Finding Mr. X: What did the skull reveal?
The skeleton had so far revealed Mr. X’s age and stature, and key details about his medical history and habitual behaviours. Professor Martin Evison continued his osteological examination by studying the skull.
This is a replica of Mr. X’s skull. This skull is of Asian ancestry and has worn molars and missing incisors in a similar manner to Mr. X
Mr. X’s skull had a sloping forehead with a prominent supraorbital ridge. The upper eye margins did not appear to be sharp and the lateral corners of the orbits were square. The chin appeared rather square and the angle of the outer edge of the jaw bone was quite acute. These characteristics indicated that the skull was likely to be male.
Dental eruption is particularly important in attempting to age the skeleton of a child, but in adulthood, the extent of tooth wear can also provide clues.
One of the best approaches is to measure tooth root translucency. As we age, we lose density in our teeth and by taking thin sections of the roots and measuring the amount of light that passes through them, an estimate of age can be made. Combined with his examination of the pelvis, Martin was able to confirm the man was at least middle-aged and estimate that he could have been over 60.
This is a replica of Mr. X’s demonstrating significant tooth loss of adult teeth
Mr. X’s craniofacial dimensions, particularly the width of his nasal aperture and width of his nasal bridge fell within the Indo-European average suggesting that he was either European, Middle Eastern or from the Indian Subcontinent.

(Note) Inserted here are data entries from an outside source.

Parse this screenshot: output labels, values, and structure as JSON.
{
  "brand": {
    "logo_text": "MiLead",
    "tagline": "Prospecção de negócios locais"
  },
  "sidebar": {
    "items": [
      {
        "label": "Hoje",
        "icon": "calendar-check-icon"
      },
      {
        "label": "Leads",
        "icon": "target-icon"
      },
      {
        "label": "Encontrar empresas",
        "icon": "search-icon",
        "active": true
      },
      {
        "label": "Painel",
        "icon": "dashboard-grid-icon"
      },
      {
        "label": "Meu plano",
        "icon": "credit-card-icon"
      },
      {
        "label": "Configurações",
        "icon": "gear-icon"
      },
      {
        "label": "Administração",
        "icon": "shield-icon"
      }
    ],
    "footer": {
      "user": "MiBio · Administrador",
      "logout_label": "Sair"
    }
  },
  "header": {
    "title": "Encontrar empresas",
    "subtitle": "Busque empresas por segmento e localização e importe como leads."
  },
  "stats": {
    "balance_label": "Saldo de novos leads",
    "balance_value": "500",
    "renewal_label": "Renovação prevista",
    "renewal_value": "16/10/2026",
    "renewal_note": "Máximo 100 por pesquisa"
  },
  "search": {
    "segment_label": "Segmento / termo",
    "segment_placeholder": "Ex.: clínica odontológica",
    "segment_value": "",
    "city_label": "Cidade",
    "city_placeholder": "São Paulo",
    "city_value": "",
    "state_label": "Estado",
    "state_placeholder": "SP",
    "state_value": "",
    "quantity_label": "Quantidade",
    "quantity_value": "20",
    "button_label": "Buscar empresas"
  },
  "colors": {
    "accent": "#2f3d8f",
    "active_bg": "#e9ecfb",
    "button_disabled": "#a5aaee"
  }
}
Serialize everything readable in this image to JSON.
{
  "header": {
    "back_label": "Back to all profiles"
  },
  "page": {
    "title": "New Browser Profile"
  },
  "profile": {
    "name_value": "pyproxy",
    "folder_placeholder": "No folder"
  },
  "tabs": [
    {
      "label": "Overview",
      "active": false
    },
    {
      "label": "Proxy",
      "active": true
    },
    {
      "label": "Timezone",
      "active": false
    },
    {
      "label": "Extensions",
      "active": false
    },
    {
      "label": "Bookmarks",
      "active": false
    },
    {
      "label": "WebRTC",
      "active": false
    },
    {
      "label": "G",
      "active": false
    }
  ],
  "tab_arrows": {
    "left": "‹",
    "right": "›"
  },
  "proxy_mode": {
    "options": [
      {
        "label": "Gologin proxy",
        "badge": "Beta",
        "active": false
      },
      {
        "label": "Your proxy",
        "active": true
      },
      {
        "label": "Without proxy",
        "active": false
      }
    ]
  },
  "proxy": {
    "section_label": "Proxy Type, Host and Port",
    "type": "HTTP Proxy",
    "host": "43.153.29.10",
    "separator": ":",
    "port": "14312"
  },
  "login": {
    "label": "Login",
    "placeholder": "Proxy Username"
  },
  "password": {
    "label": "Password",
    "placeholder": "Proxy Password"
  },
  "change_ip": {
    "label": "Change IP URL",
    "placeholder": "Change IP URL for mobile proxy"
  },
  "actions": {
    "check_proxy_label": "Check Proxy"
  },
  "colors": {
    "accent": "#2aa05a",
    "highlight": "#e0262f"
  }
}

This information also matched the partial DNA profile that was obtained.
A partial DNA profile was obtained which suggested that he was three times more likely to have originated outside the United Kingdom and more likely, he was from the Middle East or Indian Subcontinent.
This is a replica of Mr. X’s skull showing that the surface of the molars had been ground away by repetitive chewing
An unusual habitual activity had worn his molars down and had caused some of his tooth enamel to dissolve. He had clearly chewed something regularly that was causing both physical and chemical abrasion of his teeth. Did he constantly chew tobacco or something similar?
Put together with the partial DNA evidence, it was surmised that the substance he could have chewed was khat, a narcotic tobacco-like substance used in Yemen.